A unit of Medtronic defrauded Medicare of hundreds of millions of dollars, according to a civil lawsuit that was unsealed Thursday and simultaneously settled with the Justice Department.
Two insiders had said Kyphon, which Medtronic acquired in 2007, improperly persuaded hospitals to keep people overnight for a simple outpatient procedure to repair small fissures of the spine. Medicare then reimbursed the hospitals much more generously than it otherwise would have for the procedure, which was developed as a noninvasive approach that could usually be done in about an hour.
By marketing its products this way, Kyphon was able to artificially drive up demand among hospitals, bolstering its revenue and driving up its stock price. Medtronic subsequently bought the company, its competitor, for $3.9 billion, greatly enriching Kyphon’s senior executives.
The settlement requires Medtronic to pay the federal government $75 million plus interest, and to enter into a 'corporate integrity agreement' with the Office of Inspector General of the Department of Health and Human Services. The agreement will require the company to give correct advice to customers about how to apply for Medicare reimbursements. The company will also have to set up internal procedures to make sure it complies with the law.

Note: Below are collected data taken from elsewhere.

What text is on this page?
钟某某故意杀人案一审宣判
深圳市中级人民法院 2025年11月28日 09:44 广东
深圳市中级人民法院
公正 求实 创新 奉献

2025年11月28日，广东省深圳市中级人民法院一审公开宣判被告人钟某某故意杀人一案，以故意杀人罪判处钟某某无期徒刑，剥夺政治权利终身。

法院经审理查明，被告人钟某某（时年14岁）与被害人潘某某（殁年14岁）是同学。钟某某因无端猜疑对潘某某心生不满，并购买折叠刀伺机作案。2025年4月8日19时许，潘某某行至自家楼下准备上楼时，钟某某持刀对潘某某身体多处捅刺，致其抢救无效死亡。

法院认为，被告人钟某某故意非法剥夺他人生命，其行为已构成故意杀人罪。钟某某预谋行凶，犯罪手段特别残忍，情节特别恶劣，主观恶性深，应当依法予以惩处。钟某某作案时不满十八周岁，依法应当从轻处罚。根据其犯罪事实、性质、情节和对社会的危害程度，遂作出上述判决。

Bloomberg's report (via the Boston Globe) also noted:
This is becoming all too drearily familiar. We have all the usual elements: a clever, but deceptive plan by a health care organization to increase its profits, while incidentally driving excess medical care; an internal skeptic who is derided as "not a team player," and thus forced to become a whistle-blower; and eventually, an investigation and then a settlement that probably failed to recover all the costs incurred by the health care system, certainly did not reverse the excess care provided; and may not be sufficient to deter some clever but dishonest health care executive from coming up with the next version of this scenario.
One former worker, Craig Patrick, said bosses ignored his warnings in 2005 that the practice amounted to fraud.
'It's my opinion that this was a very organized strategy from the beginning to make these inpatient cases, so facilities could afford the expensive kits and Kyphon could be very profitable,' he said in an interview.After he warned supervisors at Kyphon, he was denied a promotion and told he 'wasn't a team player,' Patrick said. He left the company in 2005, after filing the suit, and now works for another medical device maker.
'The whole thing played out like a cliched movie you'd see about a whistle-blower,' he said.
I did find it interesting that the The New York Times article summarized the context of the case thus:
The medical device business is filled with small start-up companies trying to generate excitement about their new products and technologies, hoping to build market share and to attract deep-pocketed buyout offers. It has been fraught with allegations of bribes, exaggerated claims, and other unethical behavior.One would think that were a segment of the health care industry to be "fraught with allegations of bribes, exaggerated claims, and other unethical behavior," the result would be not only outrage but some systematic efforts to combat these abuses. Instead, this particular case so far has inspired not a single pundit to view it with alarm, and there still seems to be no systematic efforts ongoing to combat "bribes, exaggerated claims, and other unethical behavior." It's the anechoic effect, as usual.
But politician and policy makers keep scratching their heads when confronted with ever increasing health care costs, ever declining access, and stagnant quality. And as we have noted before, the usual approach to these problems seems to focus on cutting physicians' payments, and imposing new guidelines and quality standards, usually starting with primary care. What's wrong with this picture?